Sunday 19 January 2014

Interpretationem

A friend of mine (and fellow book lover) posted this really great quote on Facebook today:


I was really excited that it was Cicero since I'm turning into a Latin nerd (as a side note I looked like I actually knew my stuff when Cicero came up in my MARS seminar last week). However, being the Latin nerd I am slowing turning into, id mei animo nocet to see a Cicero quote in English (thanks Wheelock!). So I scoured the internet (looked at the first 10 results on Google), and then thought, Hey, I've learned most of these words, I can probably do a bad translation of this.

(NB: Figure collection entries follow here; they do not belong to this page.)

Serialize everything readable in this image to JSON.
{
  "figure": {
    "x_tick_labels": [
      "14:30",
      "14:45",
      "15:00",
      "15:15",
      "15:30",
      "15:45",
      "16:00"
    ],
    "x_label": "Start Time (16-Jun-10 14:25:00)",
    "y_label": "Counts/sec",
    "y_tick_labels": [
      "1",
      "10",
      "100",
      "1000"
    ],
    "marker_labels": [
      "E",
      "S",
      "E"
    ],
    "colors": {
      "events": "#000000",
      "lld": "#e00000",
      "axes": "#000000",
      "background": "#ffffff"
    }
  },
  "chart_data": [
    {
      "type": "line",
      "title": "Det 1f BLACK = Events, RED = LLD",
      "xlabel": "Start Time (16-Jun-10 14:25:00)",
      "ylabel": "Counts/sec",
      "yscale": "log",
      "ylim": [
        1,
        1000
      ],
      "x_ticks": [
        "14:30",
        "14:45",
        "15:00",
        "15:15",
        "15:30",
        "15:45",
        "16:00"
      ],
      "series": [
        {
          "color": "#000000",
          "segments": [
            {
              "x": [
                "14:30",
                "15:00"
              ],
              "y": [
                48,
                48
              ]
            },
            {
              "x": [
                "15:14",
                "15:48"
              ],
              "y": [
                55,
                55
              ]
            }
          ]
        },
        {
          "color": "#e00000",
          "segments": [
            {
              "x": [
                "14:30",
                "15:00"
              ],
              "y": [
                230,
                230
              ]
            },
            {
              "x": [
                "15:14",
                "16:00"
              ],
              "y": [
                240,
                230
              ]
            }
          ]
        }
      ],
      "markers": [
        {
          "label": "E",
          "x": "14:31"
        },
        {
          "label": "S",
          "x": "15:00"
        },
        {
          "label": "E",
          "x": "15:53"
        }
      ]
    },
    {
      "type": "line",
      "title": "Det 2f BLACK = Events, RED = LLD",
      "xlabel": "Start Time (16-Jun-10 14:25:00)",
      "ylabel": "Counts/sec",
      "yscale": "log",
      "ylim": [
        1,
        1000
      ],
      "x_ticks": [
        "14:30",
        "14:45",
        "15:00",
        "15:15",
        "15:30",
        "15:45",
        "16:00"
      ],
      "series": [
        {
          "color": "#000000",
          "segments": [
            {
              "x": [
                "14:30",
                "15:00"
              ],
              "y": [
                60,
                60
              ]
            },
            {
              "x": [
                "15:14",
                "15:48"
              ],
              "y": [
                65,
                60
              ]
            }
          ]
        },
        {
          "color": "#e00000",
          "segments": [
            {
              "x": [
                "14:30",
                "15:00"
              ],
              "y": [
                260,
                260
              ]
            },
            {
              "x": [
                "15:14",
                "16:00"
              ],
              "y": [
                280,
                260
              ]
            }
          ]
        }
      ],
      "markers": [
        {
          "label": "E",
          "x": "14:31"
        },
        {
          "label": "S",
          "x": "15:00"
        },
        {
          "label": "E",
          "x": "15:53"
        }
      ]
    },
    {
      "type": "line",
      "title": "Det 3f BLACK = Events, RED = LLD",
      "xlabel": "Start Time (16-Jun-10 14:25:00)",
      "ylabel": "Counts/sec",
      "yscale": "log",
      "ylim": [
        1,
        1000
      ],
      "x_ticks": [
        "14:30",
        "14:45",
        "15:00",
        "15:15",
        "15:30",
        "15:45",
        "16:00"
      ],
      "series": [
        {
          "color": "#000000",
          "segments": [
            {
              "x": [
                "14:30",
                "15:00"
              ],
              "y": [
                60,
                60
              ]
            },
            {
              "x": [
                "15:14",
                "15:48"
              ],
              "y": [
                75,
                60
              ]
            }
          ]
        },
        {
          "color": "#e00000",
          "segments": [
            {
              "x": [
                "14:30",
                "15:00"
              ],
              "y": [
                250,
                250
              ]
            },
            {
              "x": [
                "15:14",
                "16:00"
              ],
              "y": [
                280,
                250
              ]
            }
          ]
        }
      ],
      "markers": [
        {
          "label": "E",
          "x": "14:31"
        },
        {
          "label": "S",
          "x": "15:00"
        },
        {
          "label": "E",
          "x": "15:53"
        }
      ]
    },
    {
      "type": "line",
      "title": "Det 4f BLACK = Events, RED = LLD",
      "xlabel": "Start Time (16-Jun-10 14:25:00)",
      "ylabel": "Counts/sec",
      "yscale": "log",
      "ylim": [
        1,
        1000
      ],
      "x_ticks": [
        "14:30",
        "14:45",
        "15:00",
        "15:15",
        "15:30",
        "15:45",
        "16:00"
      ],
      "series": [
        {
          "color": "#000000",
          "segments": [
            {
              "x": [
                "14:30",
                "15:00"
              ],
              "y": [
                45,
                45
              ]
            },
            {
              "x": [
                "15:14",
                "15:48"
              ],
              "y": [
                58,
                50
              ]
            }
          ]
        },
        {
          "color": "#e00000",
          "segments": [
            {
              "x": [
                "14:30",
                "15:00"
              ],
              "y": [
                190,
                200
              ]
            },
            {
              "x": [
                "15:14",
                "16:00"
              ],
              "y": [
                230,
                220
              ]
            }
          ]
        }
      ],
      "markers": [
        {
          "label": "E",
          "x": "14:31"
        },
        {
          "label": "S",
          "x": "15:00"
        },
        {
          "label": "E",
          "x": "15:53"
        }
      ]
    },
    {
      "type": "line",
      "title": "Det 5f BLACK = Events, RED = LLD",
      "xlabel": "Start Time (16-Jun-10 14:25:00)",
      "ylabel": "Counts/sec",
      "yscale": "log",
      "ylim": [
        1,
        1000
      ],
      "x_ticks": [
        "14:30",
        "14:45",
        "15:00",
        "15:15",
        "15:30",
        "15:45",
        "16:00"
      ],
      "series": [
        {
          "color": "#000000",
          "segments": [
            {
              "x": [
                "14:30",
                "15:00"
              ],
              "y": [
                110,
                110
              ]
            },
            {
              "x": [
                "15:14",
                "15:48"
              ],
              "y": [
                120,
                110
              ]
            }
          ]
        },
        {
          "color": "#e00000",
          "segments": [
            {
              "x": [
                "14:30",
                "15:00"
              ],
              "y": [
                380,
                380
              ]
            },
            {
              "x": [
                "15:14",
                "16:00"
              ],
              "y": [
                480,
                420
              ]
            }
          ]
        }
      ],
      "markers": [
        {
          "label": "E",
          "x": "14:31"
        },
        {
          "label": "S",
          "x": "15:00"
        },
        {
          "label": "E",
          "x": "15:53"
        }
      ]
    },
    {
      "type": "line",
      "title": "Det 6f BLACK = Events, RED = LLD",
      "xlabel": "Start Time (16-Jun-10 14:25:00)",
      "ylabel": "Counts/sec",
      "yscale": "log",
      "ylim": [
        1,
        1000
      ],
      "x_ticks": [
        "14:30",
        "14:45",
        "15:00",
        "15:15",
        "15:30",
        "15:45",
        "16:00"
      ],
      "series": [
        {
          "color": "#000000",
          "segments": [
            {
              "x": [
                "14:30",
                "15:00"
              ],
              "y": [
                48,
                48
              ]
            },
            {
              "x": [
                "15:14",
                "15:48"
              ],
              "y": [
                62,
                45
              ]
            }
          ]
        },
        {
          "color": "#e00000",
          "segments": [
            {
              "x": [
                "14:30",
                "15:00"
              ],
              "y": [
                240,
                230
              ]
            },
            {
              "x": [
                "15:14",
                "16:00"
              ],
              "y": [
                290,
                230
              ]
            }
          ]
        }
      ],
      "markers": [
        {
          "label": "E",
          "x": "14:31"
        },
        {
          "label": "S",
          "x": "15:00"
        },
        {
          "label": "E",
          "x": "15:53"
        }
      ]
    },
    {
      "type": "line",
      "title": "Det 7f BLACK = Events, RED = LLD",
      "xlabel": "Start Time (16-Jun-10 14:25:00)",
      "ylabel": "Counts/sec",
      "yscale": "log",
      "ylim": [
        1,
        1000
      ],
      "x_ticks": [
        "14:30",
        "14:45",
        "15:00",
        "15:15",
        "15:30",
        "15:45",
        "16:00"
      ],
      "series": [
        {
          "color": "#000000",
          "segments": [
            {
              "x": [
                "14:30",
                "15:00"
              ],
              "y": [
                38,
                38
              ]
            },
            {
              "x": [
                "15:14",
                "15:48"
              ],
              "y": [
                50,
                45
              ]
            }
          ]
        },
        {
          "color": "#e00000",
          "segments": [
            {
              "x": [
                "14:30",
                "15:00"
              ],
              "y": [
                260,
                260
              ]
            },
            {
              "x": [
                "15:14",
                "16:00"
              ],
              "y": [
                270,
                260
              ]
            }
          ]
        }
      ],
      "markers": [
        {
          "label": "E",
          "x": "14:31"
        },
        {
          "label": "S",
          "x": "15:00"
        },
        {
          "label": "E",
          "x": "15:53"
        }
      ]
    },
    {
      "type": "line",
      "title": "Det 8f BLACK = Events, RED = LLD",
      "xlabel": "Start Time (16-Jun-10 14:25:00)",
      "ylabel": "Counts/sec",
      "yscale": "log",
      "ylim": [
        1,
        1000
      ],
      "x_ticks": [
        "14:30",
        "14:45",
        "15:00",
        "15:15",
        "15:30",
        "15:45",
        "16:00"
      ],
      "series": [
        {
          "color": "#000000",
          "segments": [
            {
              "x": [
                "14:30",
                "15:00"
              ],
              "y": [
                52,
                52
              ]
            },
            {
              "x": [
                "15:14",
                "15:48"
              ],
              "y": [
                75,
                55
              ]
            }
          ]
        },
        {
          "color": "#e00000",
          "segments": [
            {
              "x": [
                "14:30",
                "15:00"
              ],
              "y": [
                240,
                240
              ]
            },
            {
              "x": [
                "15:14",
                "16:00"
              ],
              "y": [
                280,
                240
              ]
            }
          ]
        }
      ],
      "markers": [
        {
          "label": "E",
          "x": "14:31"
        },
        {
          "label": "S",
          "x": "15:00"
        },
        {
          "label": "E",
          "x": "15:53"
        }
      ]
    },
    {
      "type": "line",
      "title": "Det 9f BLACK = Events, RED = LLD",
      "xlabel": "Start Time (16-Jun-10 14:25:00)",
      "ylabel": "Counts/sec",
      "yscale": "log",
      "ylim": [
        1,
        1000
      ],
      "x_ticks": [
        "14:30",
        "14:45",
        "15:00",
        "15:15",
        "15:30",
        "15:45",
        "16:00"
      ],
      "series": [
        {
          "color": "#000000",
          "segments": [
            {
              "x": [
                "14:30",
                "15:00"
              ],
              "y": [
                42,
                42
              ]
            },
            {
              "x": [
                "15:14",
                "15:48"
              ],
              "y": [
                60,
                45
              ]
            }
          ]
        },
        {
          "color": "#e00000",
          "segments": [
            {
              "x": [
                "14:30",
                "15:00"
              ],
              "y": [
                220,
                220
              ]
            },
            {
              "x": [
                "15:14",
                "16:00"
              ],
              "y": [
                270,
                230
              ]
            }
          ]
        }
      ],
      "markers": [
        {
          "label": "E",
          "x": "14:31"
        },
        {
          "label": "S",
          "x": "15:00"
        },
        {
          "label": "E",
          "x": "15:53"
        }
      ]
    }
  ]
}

As such, here is my translation (though I've substituted locus instead of "room" as I had trouble finding a satisfactory word for "room", and "place" still gets the message across):


I read a quote recently in Les Miserables that was very interesting to me because Hugo described is as being written in "barbarous" (or "dog") Latin. Hugo was discussing a superstition in the region of Montfermeil that the devil had chosen the forest as his hiding place for his treasureand would bury it at night and the one who came upon his treasure would meet certain death. Tryphon, a Norman monk/sorceror, was said to have written the following about the superstition: 

"Fodit, et in fossa thesauros condit opaca,
As, nummas, lapides, cadaver, simulacra, nihilque."

My basic understanding of this quote is "he digs, and finds treasure in the dark ditch, coins, corpse, phantoms, and nothing."). Even to me this seems like terrible Latin, and makes me appreciate Wheelock that much more. Ugh.